W izraelskich atakach zginęło w niedzielę 12 Palestyńczyków
W Strefie Gazy zginęło w niedzielę w izraelskich atakach odwetowych 12 Palestyńczyków, głównie bojowników – podały władze medyczne związane z rządzącym w tej enklawie Hamasem.
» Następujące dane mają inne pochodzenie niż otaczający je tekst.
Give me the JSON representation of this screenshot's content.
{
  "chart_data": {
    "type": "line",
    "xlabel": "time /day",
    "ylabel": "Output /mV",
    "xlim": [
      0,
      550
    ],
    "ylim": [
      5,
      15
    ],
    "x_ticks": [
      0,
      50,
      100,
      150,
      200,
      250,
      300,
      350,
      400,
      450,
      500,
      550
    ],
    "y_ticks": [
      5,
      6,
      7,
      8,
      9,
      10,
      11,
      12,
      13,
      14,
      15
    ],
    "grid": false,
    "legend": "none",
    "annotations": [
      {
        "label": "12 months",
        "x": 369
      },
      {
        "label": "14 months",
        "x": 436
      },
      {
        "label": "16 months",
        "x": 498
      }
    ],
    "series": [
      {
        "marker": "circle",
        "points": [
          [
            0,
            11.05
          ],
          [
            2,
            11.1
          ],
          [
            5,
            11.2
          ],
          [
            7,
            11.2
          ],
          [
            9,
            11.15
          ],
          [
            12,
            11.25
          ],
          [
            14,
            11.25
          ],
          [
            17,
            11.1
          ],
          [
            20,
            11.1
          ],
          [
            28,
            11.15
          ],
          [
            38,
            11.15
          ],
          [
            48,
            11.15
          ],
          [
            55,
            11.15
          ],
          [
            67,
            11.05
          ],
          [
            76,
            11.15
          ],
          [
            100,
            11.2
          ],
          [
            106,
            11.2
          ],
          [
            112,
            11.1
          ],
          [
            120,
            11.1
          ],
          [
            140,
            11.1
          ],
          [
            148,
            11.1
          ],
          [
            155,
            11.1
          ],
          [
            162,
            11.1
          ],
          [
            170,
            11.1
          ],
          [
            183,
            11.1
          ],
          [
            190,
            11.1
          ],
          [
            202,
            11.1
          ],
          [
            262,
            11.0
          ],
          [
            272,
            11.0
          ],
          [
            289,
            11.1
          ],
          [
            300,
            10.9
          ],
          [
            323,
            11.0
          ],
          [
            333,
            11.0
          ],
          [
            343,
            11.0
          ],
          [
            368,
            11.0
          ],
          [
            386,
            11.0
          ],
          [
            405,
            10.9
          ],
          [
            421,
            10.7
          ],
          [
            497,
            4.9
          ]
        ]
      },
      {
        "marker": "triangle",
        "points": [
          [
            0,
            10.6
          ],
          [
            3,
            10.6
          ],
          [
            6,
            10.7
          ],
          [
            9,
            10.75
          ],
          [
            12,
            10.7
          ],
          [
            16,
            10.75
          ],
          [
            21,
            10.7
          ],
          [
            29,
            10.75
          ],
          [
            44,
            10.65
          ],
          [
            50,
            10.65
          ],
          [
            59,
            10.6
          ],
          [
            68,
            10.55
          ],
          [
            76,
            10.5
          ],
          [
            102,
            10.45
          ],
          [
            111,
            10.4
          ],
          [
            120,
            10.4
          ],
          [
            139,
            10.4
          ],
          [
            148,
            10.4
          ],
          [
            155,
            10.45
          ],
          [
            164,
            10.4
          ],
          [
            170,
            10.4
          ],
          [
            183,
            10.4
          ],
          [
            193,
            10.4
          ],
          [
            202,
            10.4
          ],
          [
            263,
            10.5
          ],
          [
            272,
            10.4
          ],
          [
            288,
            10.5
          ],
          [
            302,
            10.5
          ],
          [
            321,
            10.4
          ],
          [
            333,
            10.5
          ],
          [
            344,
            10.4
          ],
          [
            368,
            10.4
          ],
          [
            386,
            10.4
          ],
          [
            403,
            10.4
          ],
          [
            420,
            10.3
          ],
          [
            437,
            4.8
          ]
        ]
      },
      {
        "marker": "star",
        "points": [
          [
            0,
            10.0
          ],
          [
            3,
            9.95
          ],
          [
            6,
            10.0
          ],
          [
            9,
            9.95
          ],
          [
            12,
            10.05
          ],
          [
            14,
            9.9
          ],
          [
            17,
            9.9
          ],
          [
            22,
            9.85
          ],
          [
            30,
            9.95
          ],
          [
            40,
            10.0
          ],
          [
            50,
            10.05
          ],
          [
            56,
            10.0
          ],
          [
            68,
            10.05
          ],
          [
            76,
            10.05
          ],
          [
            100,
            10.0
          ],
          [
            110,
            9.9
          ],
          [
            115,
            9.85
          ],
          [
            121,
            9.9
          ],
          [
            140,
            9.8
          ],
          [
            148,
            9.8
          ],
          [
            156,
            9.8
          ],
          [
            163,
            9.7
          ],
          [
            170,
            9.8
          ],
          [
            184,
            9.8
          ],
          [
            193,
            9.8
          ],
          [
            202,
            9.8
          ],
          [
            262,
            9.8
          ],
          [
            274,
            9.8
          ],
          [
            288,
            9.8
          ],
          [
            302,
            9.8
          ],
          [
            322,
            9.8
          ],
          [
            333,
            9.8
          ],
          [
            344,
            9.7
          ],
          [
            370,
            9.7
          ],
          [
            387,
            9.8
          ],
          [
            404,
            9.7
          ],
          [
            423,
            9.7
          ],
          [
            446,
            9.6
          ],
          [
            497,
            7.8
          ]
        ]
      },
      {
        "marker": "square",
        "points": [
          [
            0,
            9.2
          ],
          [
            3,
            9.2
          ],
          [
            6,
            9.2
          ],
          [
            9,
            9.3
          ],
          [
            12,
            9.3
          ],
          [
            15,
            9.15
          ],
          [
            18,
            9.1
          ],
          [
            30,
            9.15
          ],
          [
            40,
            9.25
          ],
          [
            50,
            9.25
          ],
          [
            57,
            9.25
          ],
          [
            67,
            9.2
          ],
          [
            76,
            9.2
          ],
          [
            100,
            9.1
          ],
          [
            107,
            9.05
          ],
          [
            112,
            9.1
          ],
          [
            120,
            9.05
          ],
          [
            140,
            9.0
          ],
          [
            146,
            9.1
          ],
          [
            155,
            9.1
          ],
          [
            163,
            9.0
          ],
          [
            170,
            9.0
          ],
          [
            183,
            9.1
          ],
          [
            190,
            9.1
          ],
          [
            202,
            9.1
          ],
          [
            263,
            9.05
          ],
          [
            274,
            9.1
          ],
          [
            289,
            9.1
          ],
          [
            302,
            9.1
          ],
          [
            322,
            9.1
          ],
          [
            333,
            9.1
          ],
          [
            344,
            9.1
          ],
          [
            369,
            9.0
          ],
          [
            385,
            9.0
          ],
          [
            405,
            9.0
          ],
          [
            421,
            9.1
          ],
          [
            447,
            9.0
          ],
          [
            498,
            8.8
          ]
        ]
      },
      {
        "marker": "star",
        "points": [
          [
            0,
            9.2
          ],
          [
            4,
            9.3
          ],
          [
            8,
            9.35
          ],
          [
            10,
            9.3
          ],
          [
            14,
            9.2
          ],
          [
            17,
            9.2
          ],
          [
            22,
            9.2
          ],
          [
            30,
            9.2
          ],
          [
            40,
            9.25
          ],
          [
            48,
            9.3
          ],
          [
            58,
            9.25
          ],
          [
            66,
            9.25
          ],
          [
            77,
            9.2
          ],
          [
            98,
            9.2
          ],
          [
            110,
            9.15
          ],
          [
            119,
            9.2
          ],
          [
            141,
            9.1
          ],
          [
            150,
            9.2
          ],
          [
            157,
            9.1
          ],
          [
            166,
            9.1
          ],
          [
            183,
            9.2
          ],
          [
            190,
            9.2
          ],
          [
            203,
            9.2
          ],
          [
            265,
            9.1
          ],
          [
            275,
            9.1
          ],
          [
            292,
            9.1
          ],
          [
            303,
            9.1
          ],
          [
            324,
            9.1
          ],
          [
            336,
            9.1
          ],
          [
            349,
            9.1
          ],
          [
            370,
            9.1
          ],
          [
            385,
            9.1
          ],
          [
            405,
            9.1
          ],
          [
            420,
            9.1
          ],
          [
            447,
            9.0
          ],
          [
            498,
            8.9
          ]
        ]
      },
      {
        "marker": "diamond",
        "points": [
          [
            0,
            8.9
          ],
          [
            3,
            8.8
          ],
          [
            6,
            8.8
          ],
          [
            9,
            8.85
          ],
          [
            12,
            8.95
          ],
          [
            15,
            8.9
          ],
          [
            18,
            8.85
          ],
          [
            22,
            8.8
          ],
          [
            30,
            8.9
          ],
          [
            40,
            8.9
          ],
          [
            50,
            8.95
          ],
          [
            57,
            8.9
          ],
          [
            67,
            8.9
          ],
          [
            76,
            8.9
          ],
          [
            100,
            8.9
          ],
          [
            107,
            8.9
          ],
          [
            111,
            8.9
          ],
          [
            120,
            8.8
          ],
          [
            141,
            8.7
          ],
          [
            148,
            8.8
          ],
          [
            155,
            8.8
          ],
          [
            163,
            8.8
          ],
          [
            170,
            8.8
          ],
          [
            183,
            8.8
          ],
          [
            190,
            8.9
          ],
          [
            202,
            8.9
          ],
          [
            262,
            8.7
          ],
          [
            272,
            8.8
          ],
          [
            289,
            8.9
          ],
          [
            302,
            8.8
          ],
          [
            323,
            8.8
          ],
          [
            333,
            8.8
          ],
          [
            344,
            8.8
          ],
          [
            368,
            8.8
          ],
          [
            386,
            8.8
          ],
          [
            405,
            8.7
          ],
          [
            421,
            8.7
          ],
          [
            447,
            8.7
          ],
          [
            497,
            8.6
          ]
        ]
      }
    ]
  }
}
Wokół Strefy Gazy trwała przez weekend największa od listopada eskalacja przemocy.
Według przedstawicieli władz palestyńskich od piątku w Strefie Gazy zginęło łącznie 20 osób, w tym osiem cywilnych, a od soboty co najmniej 80 mieszkańców enklawy odniosło obrażenia.
Po stronie izraelskiej zginęły cztery osoby zabite przez rakiety wystrzelone ze Strefy Gazy; trzy osoby poniosły śmierć w mieście Aszkelon. To pierwsze izraelskie ofiary śmiertelne ostrzału rakietowego ze Strefy Gazy od czasu zbrojnego konfliktu izraelsko-palestyńskiego w 2014 roku.
Wśród Palestyńczyków zabitych w niedzielę w izraelskim ostrzale znalazł się dowódca Hamasu Hamad Abed Hudri. Izraelski pocisk trafił w samochód, którym jechał 34-letni bojownik, odpowiedzialny za transfer środków z Iranu do zbrojnych ugrupowań w Strefie Gazy. Hamas potwierdził, że Hudri poniósł śmierć.
Wojsko izraelskie oświadczyło w komunikacie, że wspólnie z agencją bezpieczeństwa Szin Bet będzie walczyć ze wspieraniem przez Iran terroryzmu i finansowaniem terrorystycznych organizacji w Strefie Gazy. Premier Izraela Benjamin Netanjahu powiedział, że nakazał wojsku kontynuować silne uderzenie na Hamas i ugrupowanie Islamski Dżihad.
Według izraelskiego wojska, ze Strefy Gazy od piątku odpalono ponad 600 pocisków rakietowych na państwo żydowskie, z czego izraelski system antyrakietowy Żelazna Kopuła przechwycił ponad 150. W odwecie wojsko izraelskie zaatakowało ponad 260 celów należących do bojowników palestyńskich.
Jednocześnie Izrael zaprzecza, jakoby jego siły zbrojne odpowiadały za śmierć ciężarnej Palestynki i około rocznej dziewczynki w Strefie Gazy; wojsko twierdzi, że zginęły one przez błędnie pokierowany pocisk palestyński.
Premier Netanjahu poinformował, że nakazał armii kontynuowanie „masowych ataków na terrorystów” w Strefie Gazy i polecił, aby siły wokół tego obszaru zostały wzmocnione przez czołgi, artylerię i piechotę.
Do najnowszej eskalacji napięcia między Izraelem i Palestyńczykami doszło tuż przed początkiem ramadanu oraz na tydzień przed 64. edycją konkursu piosenki Eurowizji, która ma się odbyć w Tel Awiwie. Dotychczas Tel Awiw omijały palestyńskie rakiety, jednak zbrojne palestyńskie ugrupowania według mediów groziły rozszerzeniem ataków także na to miasto.